Anyone who thinks the album title is aimed at listeners who play the album around cuddly hours at the open fireplace is wrong. Rather, it is true that the conductor Stéphane Denève compiled pieces from the Prokofiev ballets "Romeo and Juliet" and "Cinderella" to suites according to dramaturgical aspects, referred to for the present album as "Romantic Suites". As a result, the suites are reasonably different from the composer's own suites, which, according to Denève, lack any narrative quality that characterizes a successful action ballet. The composer's suites were nothing but an arbitrary juxtaposition of pieces of the original ballets devoid of any dramaturgy. This is not all that new, as it has repeatedly led conductors to perform their own compilations of pieces of these ballets in the concert hall. What is new, however, is the consistency with which Stéphane Denève has compiled the pieces with a view to a comprehensible dramaturgy. In doing so he has assented and accepted that his Romeo and Juliet Suite with nearly 40 and his Cinderella Suite with at least about 30 minutes exhibit symphonic dimensions. Since Denève proves to be a clever dramaturge and since Prokofiev has delivered with his two ballets compositional masterpieces, almost overflowing with color and vehemence, contrasted by intimate tenderness afar from any kitsch, the undertaking "Romantic Suites" may be described as extremely successful.

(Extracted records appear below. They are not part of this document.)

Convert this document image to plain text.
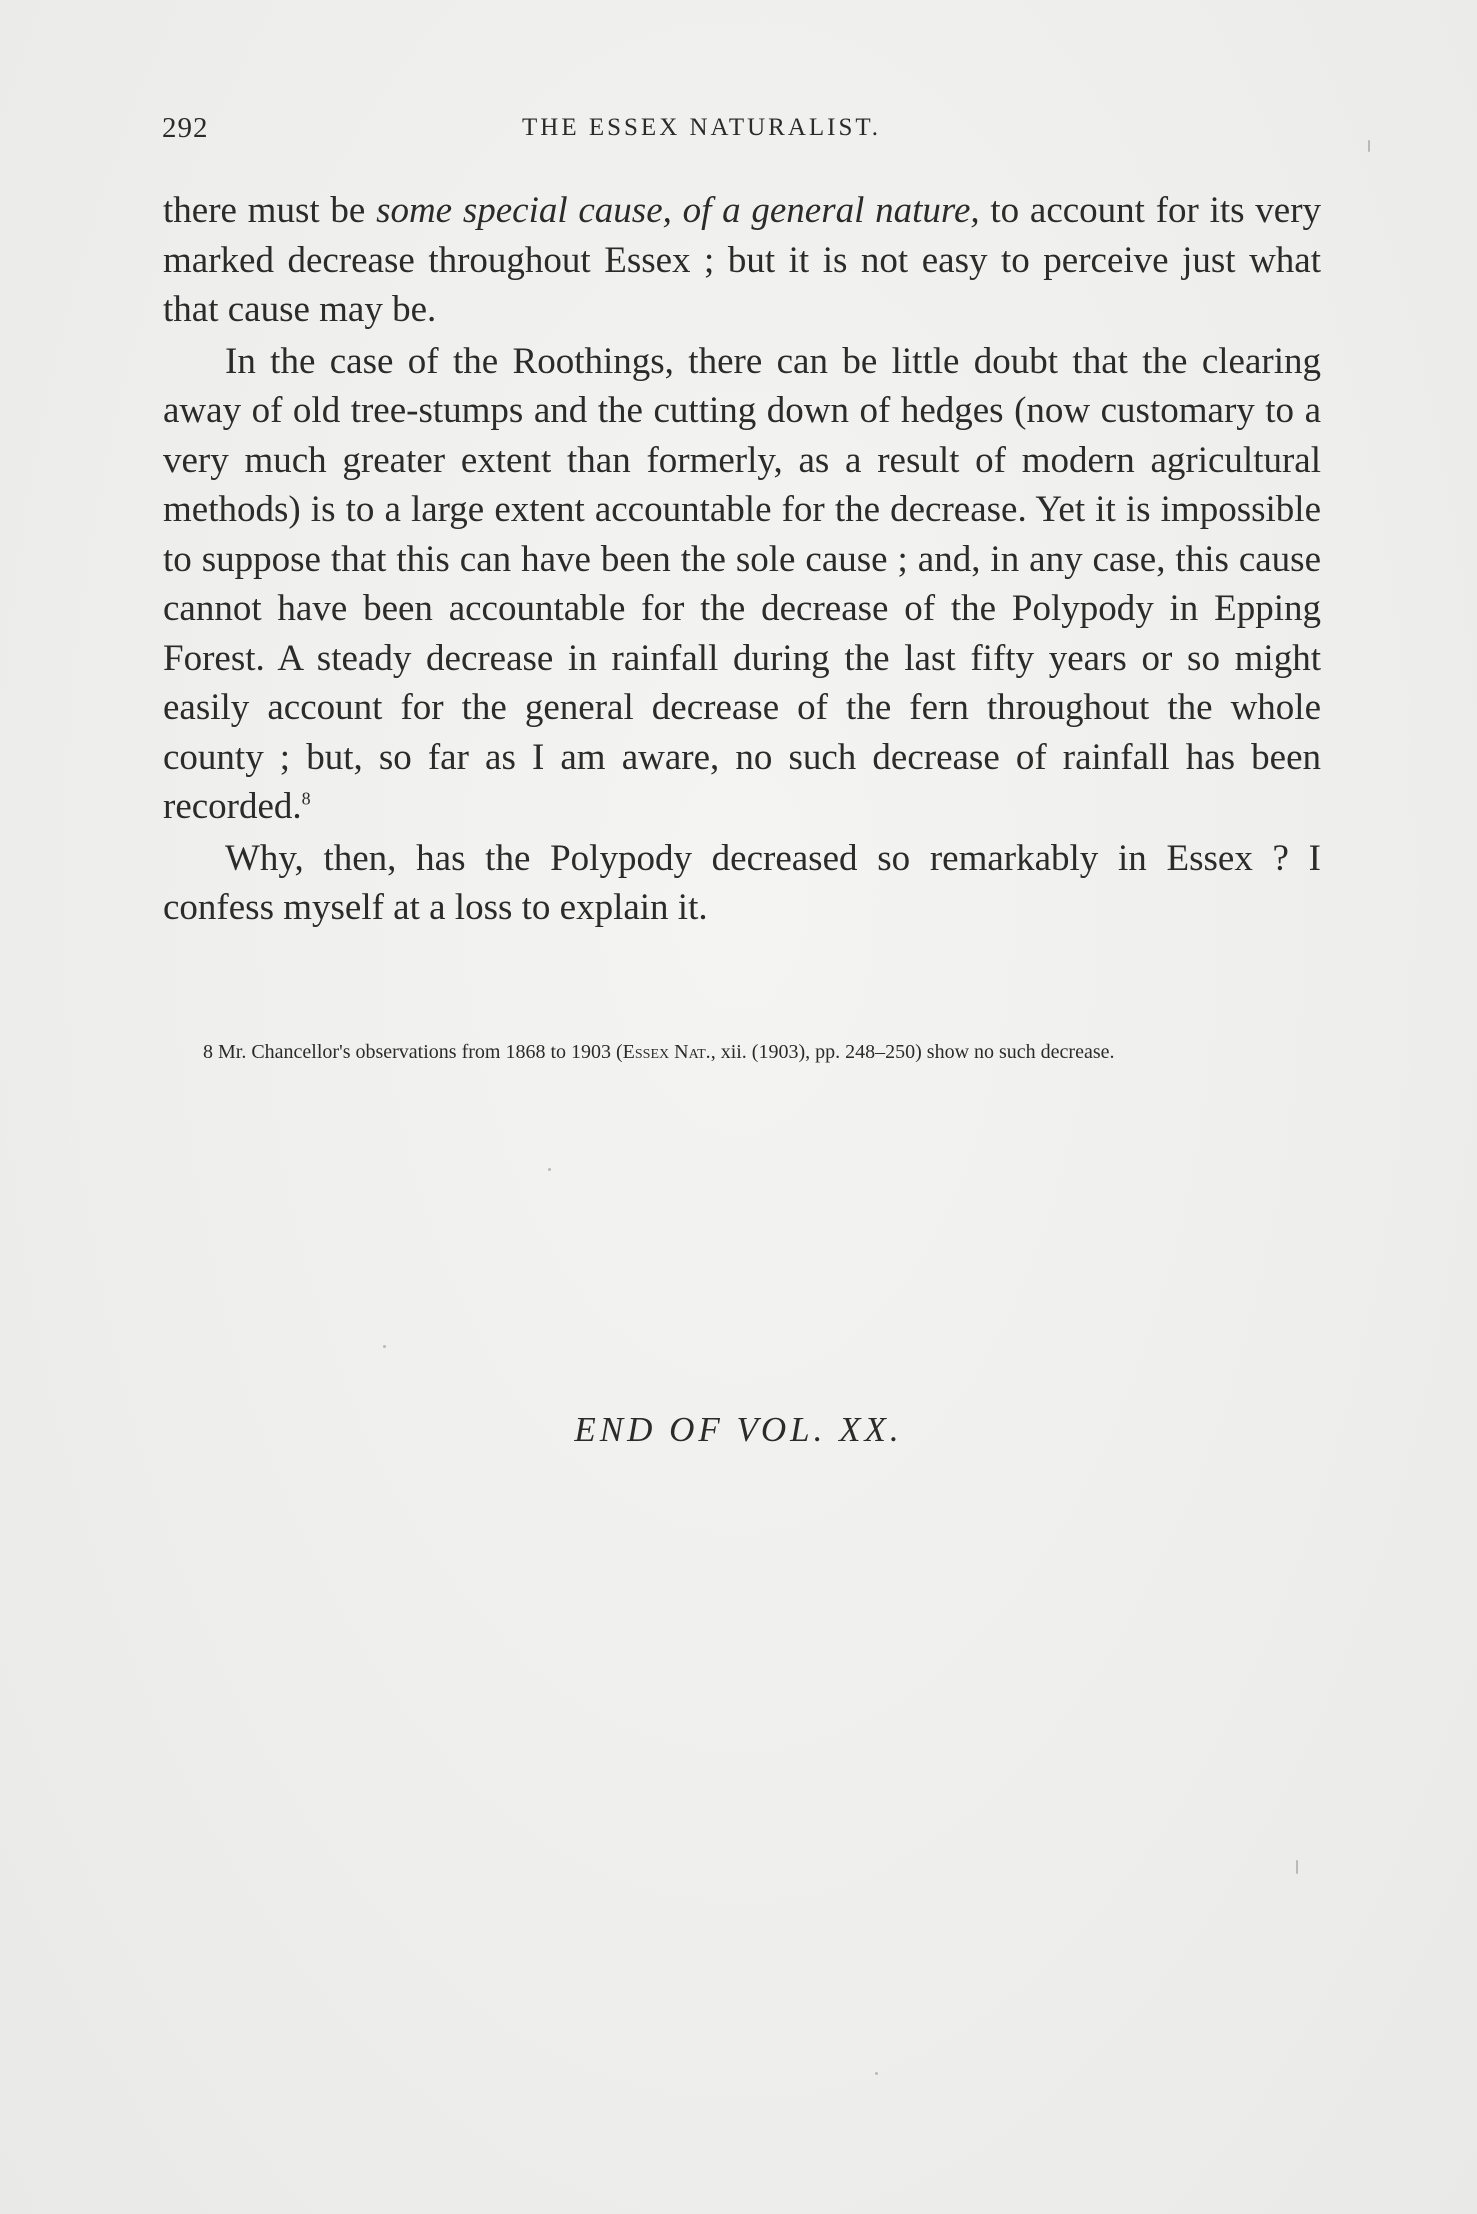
292	THE ESSEX NATURALIST.

there must be some special cause, of a general nature, to account for its very marked decrease throughout Essex ; but it is not easy to perceive just what that cause may be.

In the case of the Roothings, there can be little doubt that the clearing away of old tree-stumps and the cutting down of hedges (now customary to a very much greater extent than formerly, as a result of modern agricultural methods) is to a large extent accountable for the decrease. Yet it is impossible to suppose that this can have been the sole cause ; and, in any case, this cause cannot have been accountable for the decrease of the Polypody in Epping Forest. A steady decrease in rainfall during the last fifty years or so might easily account for the general decrease of the fern throughout the whole county ; but, so far as I am aware, no such decrease of rainfall has been recorded.$^8$

Why, then, has the Polypody decreased so remarkably in Essex ? I confess myself at a loss to explain it.

8 Mr. Chancellor's observations from 1868 to 1903 (Essex Nat., xii. (1903), pp. 248–250) show no such decrease.
END OF VOL. XX.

However, the album is recommended not only because of the pieces of the two Prokofiev ballets convincingly compiled by the conductor to a stringent narrative, but also because of the self-reliant interpretation of the "Romantic Suites" and because of the technical quality of the Brussels Philharmonic, emerged from a local radio symphony orchestra, matured into a European top orchestra under its chief conductor Stéphane Denève within a few years. The fragrant light gait together with glaringly bright, razor-sharp dynamic peaks indicate that both the orchestra and the conductor belong to the French cultural space. In 2015, Stéphane Denève had successfully exported the French ideal of sound in his position as head of the Stuttgart Radio Symphony Orchestra to the French neighbor to the east, before taking over the Brussels Philharmonic. Several albums with the RSO Stuttgart under Denève announce the successful cultural export, whose brightly illuminate, multi-colored orchestral sound has not been heard in Stuttgart since the times of a Sergiu Celibidache, and which Stéphane Denève took to Brussels, where it apparently was picked up readily by the Francophile-oriented Brussels musicians. It will be interesting to see if the French conductor will succeed in exporting his idea of sound to the United States, where he will soon take up his post as head of the St Louis Symphony.
To all friends of the Russian composer Prokofiev, who with his two ballets "Romeo and Juliet" and "Cinderella" proves to be a first-rate sound magician and dynamics extremist, but also to all those who so far have passed this ballet music, the album "Romantic Suites" is highly recommended, not least because of the opulent sound of the high-resolution download.